Summary: Enlightenment Now

Capture

  • The world is far better than people think it is

These book summaries are designed as captures for what I’ve read, and aren’t necessarily great standalone resources for those who have not read the book. Their purpose is to ensure that I capture what I learn from any given text, so as to avoid realizing years later that I have no idea what it was about or how I benefited from it.

  • There is plenty of data to show this

  • There are many reasons to be optimistic

  • People really suck at predictions

  • There is a group of people called superforecasters who are great at it, and the have a very specific set of characteristics

  • They are in the top 20% of intelligence, but don’t have to be at the very top

  • Comfortable thinking in guestimates

  • They have the personality trait of Openness (which is associated with IQ, btw)

  • They take pleasure in intellectual activity

  • They appreciate uncertainty and like seeing things from multiple angles

  • They distrust their gut feelings

  • Neither left or right wing

  • They’re not necessarily humble, but they’re humble about their specific beliefs

  • They treat their opinions as “hypotheses to be tested, not treasures to be guarded”

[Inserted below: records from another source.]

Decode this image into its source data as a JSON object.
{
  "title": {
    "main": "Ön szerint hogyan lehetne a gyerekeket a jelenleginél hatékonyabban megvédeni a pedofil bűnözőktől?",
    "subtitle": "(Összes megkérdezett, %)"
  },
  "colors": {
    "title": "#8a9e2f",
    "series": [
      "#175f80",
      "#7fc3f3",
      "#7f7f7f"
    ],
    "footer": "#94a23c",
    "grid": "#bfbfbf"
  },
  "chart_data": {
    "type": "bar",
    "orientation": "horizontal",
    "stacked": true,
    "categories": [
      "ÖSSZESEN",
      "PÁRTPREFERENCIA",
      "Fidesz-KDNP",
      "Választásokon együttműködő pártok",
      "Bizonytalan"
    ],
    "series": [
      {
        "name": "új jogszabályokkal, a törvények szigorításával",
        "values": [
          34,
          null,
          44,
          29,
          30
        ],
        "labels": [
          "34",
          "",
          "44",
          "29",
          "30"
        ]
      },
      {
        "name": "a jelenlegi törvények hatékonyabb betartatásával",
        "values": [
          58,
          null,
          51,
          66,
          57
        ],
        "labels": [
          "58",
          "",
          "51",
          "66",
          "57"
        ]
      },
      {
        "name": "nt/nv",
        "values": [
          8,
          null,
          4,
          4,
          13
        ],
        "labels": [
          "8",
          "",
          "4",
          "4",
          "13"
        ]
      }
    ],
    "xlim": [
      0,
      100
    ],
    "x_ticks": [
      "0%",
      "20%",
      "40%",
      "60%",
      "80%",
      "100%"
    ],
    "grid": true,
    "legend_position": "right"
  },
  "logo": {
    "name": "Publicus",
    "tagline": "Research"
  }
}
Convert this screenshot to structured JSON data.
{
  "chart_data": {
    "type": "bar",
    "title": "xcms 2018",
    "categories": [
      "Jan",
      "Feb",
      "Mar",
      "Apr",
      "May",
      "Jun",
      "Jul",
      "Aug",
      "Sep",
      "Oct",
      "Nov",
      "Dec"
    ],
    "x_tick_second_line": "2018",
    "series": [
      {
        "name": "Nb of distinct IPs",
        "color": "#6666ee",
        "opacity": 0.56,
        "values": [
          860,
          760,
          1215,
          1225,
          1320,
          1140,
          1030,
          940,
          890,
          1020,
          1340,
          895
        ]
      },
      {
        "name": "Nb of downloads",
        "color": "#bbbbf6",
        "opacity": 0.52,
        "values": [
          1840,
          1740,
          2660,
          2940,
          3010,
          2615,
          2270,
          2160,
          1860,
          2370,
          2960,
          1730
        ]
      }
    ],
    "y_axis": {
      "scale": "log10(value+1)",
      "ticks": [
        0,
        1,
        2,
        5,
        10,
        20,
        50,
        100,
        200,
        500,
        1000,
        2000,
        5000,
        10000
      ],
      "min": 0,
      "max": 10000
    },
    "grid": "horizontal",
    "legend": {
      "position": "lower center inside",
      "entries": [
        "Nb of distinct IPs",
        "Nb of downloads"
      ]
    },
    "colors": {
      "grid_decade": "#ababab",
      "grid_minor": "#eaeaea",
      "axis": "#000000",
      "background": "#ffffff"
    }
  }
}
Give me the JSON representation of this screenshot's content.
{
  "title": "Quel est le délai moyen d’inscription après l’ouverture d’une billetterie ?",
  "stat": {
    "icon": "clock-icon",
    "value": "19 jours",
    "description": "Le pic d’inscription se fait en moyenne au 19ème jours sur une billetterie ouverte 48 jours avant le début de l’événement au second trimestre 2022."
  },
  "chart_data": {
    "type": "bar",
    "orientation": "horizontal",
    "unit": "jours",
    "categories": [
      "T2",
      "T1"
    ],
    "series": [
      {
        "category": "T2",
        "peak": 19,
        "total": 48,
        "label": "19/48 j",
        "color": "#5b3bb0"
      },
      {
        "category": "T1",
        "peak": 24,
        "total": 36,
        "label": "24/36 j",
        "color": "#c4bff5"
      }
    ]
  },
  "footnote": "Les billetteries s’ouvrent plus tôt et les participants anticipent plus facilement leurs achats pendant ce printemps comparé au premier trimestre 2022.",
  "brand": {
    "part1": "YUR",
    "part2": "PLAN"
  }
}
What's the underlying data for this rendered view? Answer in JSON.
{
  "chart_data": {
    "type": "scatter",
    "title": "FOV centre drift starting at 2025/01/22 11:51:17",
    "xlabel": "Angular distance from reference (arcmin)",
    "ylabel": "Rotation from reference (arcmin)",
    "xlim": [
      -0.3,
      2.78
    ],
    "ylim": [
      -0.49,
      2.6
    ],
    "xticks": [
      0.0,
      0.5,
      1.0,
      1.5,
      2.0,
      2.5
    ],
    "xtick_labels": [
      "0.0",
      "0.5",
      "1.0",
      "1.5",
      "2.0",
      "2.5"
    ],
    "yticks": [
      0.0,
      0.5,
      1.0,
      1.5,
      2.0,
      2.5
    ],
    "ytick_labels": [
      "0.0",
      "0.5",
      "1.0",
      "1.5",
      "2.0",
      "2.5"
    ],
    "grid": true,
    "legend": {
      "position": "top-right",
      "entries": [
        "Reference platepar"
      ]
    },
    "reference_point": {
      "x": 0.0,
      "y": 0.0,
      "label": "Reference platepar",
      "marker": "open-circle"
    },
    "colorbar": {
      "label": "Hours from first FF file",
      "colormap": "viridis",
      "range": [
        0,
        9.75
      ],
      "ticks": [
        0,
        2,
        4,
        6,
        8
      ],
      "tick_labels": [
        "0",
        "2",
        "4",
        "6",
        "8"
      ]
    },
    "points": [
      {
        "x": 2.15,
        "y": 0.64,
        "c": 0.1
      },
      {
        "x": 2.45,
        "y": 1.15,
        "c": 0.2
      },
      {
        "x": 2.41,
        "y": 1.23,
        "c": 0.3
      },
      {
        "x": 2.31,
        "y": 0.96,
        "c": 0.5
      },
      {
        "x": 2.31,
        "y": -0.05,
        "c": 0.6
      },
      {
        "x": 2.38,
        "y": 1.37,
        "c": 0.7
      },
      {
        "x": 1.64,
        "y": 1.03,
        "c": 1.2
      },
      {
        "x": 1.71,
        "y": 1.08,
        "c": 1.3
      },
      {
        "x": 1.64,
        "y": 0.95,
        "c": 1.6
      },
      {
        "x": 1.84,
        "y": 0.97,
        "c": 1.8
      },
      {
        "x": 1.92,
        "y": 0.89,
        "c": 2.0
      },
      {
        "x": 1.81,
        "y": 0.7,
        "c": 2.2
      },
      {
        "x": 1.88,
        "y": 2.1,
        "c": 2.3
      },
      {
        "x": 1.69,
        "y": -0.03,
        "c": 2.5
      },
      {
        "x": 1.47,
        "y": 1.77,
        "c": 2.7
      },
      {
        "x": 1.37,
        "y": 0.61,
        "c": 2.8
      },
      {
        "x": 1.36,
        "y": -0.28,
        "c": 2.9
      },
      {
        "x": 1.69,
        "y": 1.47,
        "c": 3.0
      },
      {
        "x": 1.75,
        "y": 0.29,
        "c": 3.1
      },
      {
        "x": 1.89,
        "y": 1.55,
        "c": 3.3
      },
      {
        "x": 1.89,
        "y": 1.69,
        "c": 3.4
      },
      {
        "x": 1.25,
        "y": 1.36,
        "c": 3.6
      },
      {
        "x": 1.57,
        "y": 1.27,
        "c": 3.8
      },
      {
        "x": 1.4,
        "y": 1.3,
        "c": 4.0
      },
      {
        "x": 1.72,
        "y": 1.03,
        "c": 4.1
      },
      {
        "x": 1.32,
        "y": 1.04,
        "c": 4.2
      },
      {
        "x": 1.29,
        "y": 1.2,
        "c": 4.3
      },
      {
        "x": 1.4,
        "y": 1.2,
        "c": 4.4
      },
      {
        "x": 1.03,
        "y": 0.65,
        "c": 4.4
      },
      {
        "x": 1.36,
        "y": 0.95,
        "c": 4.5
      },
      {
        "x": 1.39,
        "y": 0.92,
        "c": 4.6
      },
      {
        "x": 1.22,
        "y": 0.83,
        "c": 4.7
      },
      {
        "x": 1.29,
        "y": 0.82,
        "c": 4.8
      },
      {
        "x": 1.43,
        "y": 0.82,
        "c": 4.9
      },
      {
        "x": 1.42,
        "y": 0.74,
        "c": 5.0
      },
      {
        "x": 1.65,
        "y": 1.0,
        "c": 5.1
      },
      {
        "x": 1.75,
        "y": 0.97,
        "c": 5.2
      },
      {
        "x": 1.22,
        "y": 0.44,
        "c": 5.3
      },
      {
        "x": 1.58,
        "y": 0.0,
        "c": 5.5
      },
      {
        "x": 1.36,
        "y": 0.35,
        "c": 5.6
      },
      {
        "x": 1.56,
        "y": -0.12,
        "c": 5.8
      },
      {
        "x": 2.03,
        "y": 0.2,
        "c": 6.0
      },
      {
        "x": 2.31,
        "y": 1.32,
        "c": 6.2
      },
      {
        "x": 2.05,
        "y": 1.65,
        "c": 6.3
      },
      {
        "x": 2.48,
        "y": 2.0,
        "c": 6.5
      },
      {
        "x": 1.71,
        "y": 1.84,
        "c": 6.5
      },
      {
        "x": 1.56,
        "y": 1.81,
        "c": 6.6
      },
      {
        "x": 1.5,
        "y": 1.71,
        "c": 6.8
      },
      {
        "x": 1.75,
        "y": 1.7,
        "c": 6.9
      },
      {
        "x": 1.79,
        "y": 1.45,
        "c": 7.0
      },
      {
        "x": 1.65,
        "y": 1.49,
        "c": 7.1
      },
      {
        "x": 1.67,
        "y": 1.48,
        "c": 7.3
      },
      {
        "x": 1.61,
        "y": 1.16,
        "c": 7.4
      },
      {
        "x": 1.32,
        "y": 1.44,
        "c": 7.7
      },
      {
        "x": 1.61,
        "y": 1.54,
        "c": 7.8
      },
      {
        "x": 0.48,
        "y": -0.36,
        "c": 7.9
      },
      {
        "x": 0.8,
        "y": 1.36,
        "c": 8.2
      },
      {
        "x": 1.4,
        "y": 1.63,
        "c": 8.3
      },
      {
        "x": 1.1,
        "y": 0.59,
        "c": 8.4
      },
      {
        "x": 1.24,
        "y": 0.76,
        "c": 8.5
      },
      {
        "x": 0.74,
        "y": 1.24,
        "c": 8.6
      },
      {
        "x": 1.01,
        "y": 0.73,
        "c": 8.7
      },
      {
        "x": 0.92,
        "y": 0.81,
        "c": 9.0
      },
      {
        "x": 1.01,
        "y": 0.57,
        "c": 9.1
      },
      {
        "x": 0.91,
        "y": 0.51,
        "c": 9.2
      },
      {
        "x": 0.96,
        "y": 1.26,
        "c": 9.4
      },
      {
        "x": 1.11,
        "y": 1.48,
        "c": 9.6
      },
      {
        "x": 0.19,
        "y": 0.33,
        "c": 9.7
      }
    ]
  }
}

  • They constantly attack their own reasoning

  • They are aware of biases and actively work to oppose them

  • They are Bayesian, meaning they update their current opinions with new information

  • Believe in the wisdom of crowds to improve upon or discover ideas

  • They strongly believe in the role of chance as opposed to fate

Lessons

  • Don’t let the way you feel, which is influenced by your local surroundings and the media you consume, affect your overall opinion of how things are doing

My analysis and takeaways

  • I ended up loving this book, but thought the beginning was far too positive

  • It seemed to me that Pinker was (and perhaps still is) telling us reasons we should be happy, not reasons we are happy

  • I’m not confident his happiness data are going to hold up in the last 2 years or so, especially in the US

  • I’m not sure he’s taken into account the CDC number of 30% increased suicides since 1999, for example

  • Ultimately, I think all his optimism is predicated on people being educated enough to know how good the rest of the world is, when most people in the US have no idea who fought in World War II, what the three branches of government are, etc.

  • In short, we’re far too stupid to be made happy by world stats that say life is improving, because we don’t read world stats.